Today? My heroes are the geezers: Kramnik, Anand, Gelfand, not that I understand what they're doing. Locally, I have drawn Erik Karklins twice: I hope his health allows him to return to tournament play soon. [National Master Erik Karklins died in 2017 at the age of 102; he played chess untl age 98.—WHB]

Are you optimistic about chess in Chicago?

It took a long time from conception to execution, but the Chicago Chess Foundation's public rollout has been very impressive. If we bring more and more varied quality chess programs to Chicago Public Schools, that's enormous. Look what Chess in the Schools has done for students in New York City: we can do this here.

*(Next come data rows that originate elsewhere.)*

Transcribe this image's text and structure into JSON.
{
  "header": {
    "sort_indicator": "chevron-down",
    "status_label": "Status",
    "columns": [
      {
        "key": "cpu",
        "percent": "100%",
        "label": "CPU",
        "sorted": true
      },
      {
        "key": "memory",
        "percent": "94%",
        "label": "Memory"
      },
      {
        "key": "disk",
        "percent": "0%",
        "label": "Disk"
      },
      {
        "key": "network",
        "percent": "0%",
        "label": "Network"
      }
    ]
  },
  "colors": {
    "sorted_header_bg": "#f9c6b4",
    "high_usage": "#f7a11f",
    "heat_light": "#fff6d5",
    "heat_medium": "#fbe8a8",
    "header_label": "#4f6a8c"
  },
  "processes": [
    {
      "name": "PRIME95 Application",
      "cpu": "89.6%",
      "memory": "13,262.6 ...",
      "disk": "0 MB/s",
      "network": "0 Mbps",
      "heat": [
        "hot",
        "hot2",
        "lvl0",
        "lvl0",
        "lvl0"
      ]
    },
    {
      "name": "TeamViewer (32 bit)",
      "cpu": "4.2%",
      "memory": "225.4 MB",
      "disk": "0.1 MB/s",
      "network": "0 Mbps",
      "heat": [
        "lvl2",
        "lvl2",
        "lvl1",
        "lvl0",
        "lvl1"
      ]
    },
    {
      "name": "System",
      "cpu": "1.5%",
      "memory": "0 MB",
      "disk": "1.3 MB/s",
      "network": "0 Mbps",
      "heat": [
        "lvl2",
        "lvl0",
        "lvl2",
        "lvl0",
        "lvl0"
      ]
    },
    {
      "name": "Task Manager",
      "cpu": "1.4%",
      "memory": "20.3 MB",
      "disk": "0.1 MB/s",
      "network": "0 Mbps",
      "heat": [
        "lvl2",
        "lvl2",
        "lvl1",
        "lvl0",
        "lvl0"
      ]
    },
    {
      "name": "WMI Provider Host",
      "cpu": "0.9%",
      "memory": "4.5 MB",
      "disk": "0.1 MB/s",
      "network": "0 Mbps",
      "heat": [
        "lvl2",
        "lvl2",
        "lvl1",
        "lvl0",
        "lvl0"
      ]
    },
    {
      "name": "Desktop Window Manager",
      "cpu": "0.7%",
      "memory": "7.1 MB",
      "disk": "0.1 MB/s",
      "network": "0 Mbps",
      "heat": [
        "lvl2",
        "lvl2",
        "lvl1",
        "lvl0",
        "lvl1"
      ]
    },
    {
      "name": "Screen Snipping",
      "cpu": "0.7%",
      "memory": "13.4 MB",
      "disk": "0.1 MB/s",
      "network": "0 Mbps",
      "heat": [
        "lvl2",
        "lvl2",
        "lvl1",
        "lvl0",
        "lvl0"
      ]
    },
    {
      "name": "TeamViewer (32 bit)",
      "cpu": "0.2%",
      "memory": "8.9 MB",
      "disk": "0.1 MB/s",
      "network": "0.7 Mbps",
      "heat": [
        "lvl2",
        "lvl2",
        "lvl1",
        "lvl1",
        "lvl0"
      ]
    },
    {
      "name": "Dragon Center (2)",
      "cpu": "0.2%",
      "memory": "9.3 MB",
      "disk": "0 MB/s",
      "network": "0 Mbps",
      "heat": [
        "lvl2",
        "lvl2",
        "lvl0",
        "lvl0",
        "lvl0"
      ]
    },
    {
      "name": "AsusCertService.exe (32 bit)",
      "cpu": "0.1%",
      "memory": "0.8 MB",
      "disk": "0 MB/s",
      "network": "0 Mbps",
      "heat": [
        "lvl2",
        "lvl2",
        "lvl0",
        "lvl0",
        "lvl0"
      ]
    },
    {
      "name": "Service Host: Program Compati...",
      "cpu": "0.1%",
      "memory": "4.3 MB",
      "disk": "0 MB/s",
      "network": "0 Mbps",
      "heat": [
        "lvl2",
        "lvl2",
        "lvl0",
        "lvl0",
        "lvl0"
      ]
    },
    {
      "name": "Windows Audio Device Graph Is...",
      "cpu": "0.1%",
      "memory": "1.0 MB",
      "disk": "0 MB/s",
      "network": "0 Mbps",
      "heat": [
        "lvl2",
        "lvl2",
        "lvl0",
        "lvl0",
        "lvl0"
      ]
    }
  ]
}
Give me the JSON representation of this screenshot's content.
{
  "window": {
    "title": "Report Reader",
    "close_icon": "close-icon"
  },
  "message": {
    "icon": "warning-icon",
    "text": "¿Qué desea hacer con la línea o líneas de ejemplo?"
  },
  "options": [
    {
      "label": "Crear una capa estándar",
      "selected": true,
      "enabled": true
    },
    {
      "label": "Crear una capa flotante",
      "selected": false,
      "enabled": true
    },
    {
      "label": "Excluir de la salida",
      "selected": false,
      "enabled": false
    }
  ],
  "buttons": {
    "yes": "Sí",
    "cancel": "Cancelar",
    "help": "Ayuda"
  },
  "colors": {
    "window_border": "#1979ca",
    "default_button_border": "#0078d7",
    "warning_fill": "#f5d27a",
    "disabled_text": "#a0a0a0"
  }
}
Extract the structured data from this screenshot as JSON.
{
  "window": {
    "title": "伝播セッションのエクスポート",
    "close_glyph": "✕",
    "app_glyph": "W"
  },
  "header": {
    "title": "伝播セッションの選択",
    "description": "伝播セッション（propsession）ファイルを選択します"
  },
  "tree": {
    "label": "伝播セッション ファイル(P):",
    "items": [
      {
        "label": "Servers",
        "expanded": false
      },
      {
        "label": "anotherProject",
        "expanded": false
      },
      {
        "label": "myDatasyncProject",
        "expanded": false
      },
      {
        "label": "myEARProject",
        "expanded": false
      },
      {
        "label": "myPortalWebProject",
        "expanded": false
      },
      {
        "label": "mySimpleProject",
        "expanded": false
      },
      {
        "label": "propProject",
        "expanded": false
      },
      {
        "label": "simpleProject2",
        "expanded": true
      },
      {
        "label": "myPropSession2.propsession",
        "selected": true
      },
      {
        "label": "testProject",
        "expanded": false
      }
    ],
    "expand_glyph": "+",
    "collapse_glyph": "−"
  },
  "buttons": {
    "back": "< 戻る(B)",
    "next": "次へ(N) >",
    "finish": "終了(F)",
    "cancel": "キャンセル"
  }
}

I'm the treasurer of another startup nonprofit, the Chicago Chess Center: it too has taken much longer to get off the ground than I anticipated. But we have new leadership, a great business plan, and I'm really excited about the positive feedback we've been getting from the folks we've shared the plan with.

I don't see anyone else stepping up to bring quality chess to CPS in the way that the Chicago Chess Foundation is doing. And I don't see anyone else bringing a home for chess to the city of Chicago as we plan to do with the Center. So that gives us a sense of urgency and purpose.

For some, chess is just a nice board game. But for many of us, chess is a fun and painless introduction to critical thinking. When you walk into a tournament hall and see hundreds of young people thinking, that's very exciting! Today's chess players are tomorrow's doctors, engineers, professors, and poets.